Improving Instruction Cache Performance For Modern Processors With Growing Workloads [abstract] (PDF)
Nayana Prasad Nagendra
Ph.D. Thesis, Department of Computer Science, Princeton University, September 2021.

Cloud computing is the backbone of today\'s digital world. Billions of devices ranging from internet-of-things to mobile phones connect to services running on massive data centers, dubbed as Warehouse Scale Computers (WSCs). Due to the scale at which WSCs operate, their performance has a huge cost impact. Even the slightest percentage improvement in performance generates significant profits for the companies that operate them. Besides, they have a hugely adverse effect on the environment because of their massive carbon footprint.
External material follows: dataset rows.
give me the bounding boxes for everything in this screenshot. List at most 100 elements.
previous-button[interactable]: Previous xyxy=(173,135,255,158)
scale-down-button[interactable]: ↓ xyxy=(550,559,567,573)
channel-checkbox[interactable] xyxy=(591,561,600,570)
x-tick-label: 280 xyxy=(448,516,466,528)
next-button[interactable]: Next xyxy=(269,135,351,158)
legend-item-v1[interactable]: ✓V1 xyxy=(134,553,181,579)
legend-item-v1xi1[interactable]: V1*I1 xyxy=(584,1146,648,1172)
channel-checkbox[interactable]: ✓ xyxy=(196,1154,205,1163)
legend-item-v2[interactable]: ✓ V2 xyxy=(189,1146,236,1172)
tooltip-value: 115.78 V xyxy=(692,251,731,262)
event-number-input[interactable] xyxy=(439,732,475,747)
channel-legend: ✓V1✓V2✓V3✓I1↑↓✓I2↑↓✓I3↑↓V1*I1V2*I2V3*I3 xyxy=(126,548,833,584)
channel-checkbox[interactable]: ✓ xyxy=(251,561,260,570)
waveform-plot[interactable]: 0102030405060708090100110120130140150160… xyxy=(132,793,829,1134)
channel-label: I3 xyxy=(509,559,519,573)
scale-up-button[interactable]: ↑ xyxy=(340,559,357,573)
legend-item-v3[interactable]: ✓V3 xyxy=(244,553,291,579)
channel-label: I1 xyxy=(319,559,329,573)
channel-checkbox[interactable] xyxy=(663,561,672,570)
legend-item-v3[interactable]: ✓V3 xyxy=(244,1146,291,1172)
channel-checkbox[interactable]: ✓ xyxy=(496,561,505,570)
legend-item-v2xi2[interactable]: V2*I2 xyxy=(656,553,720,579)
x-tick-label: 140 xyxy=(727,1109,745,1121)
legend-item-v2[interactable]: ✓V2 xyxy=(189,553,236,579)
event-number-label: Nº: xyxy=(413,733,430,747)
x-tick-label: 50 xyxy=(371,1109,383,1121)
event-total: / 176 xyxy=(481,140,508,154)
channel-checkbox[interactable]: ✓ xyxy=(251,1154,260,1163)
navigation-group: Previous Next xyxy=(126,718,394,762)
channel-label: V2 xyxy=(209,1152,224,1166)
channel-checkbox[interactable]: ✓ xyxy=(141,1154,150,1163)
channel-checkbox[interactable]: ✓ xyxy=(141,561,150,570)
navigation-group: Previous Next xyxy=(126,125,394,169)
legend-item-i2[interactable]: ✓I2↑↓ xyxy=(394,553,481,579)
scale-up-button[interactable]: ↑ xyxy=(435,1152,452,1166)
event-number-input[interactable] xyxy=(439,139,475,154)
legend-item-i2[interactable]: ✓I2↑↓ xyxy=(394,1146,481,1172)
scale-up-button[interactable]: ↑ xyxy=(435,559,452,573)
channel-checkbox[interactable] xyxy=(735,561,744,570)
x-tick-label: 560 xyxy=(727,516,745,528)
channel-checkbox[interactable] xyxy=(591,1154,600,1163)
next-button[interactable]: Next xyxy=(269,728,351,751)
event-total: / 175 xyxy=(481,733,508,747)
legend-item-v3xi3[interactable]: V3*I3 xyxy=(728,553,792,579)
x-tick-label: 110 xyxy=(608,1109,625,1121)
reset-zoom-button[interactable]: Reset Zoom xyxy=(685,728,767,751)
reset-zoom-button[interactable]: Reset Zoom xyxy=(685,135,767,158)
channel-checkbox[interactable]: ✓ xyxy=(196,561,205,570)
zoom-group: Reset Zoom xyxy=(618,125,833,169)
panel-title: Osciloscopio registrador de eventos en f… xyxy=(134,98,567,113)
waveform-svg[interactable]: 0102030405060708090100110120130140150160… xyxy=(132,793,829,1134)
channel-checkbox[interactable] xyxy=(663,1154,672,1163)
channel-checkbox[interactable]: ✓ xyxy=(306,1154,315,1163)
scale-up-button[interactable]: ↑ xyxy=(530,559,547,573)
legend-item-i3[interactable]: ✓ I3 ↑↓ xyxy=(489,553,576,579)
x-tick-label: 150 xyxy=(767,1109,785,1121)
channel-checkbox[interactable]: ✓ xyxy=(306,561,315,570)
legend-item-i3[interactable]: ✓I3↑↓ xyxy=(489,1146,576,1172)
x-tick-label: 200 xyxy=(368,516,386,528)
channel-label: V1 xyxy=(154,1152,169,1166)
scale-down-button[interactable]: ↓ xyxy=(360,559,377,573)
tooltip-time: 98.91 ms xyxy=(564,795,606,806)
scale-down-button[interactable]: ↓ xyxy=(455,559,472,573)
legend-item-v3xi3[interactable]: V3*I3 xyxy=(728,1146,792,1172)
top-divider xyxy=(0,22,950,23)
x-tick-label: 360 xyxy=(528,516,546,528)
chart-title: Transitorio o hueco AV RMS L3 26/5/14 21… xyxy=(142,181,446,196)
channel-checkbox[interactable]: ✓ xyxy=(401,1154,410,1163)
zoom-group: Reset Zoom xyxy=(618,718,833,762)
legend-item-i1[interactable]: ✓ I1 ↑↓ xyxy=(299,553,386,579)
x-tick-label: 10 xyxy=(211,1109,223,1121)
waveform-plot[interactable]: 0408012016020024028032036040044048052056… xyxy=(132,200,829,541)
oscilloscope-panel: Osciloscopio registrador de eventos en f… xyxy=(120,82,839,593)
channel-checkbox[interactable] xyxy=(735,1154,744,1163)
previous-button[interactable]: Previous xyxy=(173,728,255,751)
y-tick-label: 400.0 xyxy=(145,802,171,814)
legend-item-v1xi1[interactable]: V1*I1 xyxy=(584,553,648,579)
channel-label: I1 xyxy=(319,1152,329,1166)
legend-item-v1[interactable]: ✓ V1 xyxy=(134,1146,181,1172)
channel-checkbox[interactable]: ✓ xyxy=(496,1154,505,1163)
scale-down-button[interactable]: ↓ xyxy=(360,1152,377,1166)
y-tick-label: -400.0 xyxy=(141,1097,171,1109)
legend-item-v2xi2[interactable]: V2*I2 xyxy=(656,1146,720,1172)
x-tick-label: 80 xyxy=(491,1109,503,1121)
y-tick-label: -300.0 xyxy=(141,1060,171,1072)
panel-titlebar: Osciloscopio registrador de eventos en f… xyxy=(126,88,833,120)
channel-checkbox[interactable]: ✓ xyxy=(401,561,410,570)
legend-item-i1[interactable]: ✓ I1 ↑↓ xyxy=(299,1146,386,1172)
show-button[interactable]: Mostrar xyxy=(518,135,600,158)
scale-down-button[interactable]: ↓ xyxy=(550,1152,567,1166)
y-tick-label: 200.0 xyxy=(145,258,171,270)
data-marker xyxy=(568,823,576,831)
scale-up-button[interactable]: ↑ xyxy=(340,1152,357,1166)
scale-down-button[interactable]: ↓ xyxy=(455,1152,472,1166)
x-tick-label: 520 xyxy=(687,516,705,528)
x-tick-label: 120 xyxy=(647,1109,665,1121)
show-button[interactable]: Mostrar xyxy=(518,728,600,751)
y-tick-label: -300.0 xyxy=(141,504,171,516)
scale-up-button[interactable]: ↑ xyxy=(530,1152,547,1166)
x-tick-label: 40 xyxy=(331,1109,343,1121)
Surprisingly, our work with Google shows significant inefficiencies among the WSC processor utilization. More than two-thirds of the CPU cycles are wasted in many forms. Specifically, nearly 20% of the wasted cycles come from the processor front-end, which is responsible for keeping the pipeline fed with useful instructions. Since a substantial fraction of the front-end cycle wastages occurs due to instruction cache misses, this Dissertation has taken a full-stack approach to study and solve those.

There have been vast growths in data center workloads and their complexity. Consequently, programs\' working set sizes are much larger than those of the instruction caches in modern processors. With the nearing end of Moore\'s Law, innovations are necessary to increase the efficiency of instruction cache usage, given the growing workloads.

In this Dissertation, we first present AsmDB, a fleet-wide study of Google workloads to understand processor front-end bottlenecks. Based on our knowledge, this is the first work to study the in-depth behavior of instruction caches at such a large scale. Among its many findings, AsmDB highlights inefficient usage of instruction caches because of significant fragmentation even among the highly-optimized code.

The second part of this Dissertation describes Emissary, a new approach to alleviate the said problem by using the available cache capacity more efficiently. Observing that not all cache misses cause stalls, Emissary employs a novel cache replacement algorithm that reserves cache capacity for lines whose misses cause the most significant performance impact. Emissary outperforms all known cache replacement algorithms in performance and energy consumption. In some cases, it produces speedups that exceed Belady’s OPT, the perfect- knowledge minimal miss ideal cache replacement algorithm.